Classe Tous Risques Review

Classe Tous Risques (Consider All Risks) was one of many films caught in the riptide of the French New Wave. It was released in Paris in March 1960. A week later Breathless (also starring Jean-Paul Belmondo) opened in cinemas and swept all before it.

The BFI’s latest discovery, Classe Tous Risques is a startlingly direct portrait of Parisian gangsters. Our hero is Abel Davos (played by Lino Ventura an Italian born character actor with the heft and brooding presence of Stanley Baker). We follow Abel from Italy to France as he tries to break out of a life on the lam. And what does that mean but one last job, to score big and settle down, retreat to normality with his wife and kids.

What’s unusual here is the ‘one last job’ story is flipped on its head.

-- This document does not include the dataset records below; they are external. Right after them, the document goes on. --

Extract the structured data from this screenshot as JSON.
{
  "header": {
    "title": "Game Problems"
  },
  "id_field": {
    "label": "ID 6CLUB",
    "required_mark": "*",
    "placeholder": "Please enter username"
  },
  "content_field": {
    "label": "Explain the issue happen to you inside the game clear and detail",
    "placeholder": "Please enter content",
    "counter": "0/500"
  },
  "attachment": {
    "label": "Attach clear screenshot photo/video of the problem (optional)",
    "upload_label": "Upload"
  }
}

The crime comes early and the aftermath becomes a deconstruction of gangster life. The unhurried pacing shows the literary origin of the script with the occasional narrator adding a pulp flavour. However the source novel was by death-row-inmate-turned-writer José Giovanni and his inside knowledge brings a blunt realism to the crimes. There is incisiveness and clarity in Claude Sautet’s direction; he never resorts to gangster clichés and when the flashes of violence come they ring true with sharp staging and zero theatrics.

Abel is a downbeat character, driven to carry on while always seeming resigned to his fate. In sharp contrast to him is the late appearance of the young Eric Stark (Jean-Paul Belmondo). His name evokes James Dean’s Rebel Without A Cause Jim Stark, and like him Eric seems out on his own, a wounded man who’s taken to isolation. But there is also a relaxed charm to Belmondo’s performance. His love story with the well cast Sandra Milo is a minor part of the film but beautifully played. There’s real chemistry here and the sparks between these young lovers provide hope, showing what life can be and what Abel seems so far from.

It is both unusual and touching the way this young hoodlum becomes Abel’s protector and Sautet implies that Eric may be the only honourable thief left in Paris.

Fifty years on this tale of loyalty and regret still seems fresh. While the New Wave was crashing the world never realised that Sautet (along with Jacques Becker and Jean-Pierre Melville) was reinventing the gangster film. Not that Abel seems that bothered. He’s considered all risks and done it anyway. Time to light up a Gauloise and take a walk.

‘Classe Tous Risques’ is released on 13 September 2013 at the BFI Southbank and selected cinemas nationwide.